Die Gemeinden Täsch und Zermatt wollen das ursprünglich von Bund und Kanton mitgetragene «Modellvorhaben» für mehr bezahlbaren Wohnraum im inneren Mattertal weiterverfolgen. Als nächster Schritt wird die Gründung einer Genossenschaft vorbereitet. Diese soll im Auftrag von Liegenschaftsbesitzern Wohnungen zur Generalverwaltung übernehmen und zu erschwinglichen Preisen an ortsansässige Haushalte mit beschränktem Einkommen weitervermieten.

Gemäss einem von der RW Oberwallis mit der Liegenschafts- und Treuhandfirma Avalua AG erstellten Geschäftskonzept kann die genossenschaftliche An- und Weitervermietung wirtschaftlich funktionieren, wenn mindestens zwölf Wohnungen unter Vertrag genommen und weitervermietet werden können. Vorsondierungen bestärken die Gemeinden in der Annahme, dass das Angebot der zu gründenden Genossenschaft bei einzelnen Haus- und Wohnungseigentümern auf Interesse stösst und gleichzeitig einen konkreten Beitrag zur Vergünstigung von Wohnraum leistet.

Die Gemeinderäte von Täsch und Zermatt haben kürzlich beschlossen, als nächstes die Statuten der Genossenschaft und ein Vermietungsreglement zu erarbeiten. Bis zum Sommer 2019 wollen die Gemeinden darüber befinden können. Der Gemeinderat von Randa hat sich Anfang Oktober zum Ausstieg aus dem Projekt entschieden, insbesondere weil aktuell andere Grossinvestitionen in der Gemeinde anstehen.
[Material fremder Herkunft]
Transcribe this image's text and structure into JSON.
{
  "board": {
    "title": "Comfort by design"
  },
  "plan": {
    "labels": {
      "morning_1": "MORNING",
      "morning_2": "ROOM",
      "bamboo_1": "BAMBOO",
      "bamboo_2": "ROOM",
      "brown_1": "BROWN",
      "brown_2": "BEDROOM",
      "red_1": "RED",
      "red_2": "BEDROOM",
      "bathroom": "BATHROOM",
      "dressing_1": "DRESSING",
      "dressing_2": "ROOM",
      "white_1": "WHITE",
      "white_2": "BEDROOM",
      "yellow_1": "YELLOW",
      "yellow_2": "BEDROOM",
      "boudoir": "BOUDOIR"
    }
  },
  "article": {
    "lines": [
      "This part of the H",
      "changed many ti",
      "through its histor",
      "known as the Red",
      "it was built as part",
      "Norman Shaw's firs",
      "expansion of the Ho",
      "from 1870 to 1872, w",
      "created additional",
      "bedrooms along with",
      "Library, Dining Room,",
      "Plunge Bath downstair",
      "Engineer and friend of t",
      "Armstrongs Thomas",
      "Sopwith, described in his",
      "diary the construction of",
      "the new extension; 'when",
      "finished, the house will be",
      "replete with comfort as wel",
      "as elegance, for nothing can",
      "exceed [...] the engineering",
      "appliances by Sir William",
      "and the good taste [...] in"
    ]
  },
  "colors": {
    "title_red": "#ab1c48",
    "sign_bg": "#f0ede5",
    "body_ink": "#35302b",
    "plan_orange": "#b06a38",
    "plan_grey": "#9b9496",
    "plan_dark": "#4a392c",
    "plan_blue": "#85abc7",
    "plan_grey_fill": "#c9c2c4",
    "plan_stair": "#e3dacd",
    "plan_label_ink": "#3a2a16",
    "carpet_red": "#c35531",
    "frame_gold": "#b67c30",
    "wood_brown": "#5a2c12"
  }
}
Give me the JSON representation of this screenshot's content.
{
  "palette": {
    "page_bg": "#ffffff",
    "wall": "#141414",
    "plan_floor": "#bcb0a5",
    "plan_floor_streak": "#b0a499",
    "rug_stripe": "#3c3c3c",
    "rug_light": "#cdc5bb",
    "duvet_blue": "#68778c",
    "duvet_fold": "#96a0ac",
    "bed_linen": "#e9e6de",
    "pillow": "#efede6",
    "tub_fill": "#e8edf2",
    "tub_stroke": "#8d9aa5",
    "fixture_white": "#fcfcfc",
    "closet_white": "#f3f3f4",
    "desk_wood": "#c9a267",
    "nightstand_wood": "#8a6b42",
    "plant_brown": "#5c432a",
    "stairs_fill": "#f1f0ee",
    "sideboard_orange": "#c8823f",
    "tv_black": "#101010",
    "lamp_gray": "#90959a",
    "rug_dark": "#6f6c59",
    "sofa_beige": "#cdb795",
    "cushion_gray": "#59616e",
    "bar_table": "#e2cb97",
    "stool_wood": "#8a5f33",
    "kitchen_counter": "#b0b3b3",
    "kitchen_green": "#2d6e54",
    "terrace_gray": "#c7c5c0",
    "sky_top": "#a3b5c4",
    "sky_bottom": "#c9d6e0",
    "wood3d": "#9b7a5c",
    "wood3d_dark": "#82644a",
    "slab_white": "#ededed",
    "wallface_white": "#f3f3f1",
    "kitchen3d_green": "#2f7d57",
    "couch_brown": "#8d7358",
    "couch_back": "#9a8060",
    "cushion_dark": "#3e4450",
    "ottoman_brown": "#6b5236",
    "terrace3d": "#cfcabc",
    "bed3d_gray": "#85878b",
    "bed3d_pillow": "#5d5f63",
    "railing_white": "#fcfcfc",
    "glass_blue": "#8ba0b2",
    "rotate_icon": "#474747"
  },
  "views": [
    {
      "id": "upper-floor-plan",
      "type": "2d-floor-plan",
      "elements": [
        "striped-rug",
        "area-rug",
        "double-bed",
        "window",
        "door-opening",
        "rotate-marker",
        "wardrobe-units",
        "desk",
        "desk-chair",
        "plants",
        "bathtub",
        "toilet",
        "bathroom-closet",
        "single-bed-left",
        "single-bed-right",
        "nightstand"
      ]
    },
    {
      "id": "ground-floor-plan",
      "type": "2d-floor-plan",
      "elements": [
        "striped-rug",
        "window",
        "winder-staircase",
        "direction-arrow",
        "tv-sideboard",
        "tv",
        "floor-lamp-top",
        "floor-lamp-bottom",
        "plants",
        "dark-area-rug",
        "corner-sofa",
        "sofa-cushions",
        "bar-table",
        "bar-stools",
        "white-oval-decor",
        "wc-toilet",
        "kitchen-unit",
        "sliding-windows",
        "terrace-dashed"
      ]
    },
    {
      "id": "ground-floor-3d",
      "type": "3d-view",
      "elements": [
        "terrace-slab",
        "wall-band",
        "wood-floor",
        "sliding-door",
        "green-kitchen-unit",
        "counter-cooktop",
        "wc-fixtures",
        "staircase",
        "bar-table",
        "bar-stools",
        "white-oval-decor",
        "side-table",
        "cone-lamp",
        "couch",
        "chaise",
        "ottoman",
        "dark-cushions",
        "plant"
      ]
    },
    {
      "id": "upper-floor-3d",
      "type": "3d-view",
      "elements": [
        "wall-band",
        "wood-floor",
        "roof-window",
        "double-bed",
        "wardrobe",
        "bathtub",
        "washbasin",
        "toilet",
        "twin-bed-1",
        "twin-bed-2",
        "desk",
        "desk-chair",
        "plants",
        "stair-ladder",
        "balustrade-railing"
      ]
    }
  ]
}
Im inneren Mattertal besteht für Ortsansässige seit Jahren ein Mangel an bezahlbarem Wohnraum, vor allem für Mehrpersonenhaushalte. Im Rahmen eines von Bund und Kanton unterstützten «Modellvorhabens» hatten die Gemeinden Zermatt, Täsch und Randa in den vergangenen Jahren verschiedene Möglichkeiten geprüft, dem Problem Abhilfe zu schaffen Das Modell der genossenschaftlichen An- und Weitervermietung von erschwinglichen Wohnungen verspricht nach dem Dafürhalten der Gemeinden am ehesten Erfolg, zumindest in einem ersten Schritt.

«Die Wohnförderung soll nach dem Willen der Gemeinden mit gemeinsamen Massnahmen im Bereich des Ortsmarketings gekoppelt werden», halten die drei Gemeinden in einer gemeinsamen Mitteilung fest. Dazu zählen unter anderem das aktive Bewerben als Wohn- und Arbeitsstandort, das Beraten von Neuzuziehenden, das Aufwerten der Ortszentren und in der Summe das bessere Positionieren und Verkaufen des inneren Mattertals über den Tourismus hinaus. Beim gemeinsamen Ortsmarketing werde die Gemeinde Randa voraussichtlich weiterhin mitwirken.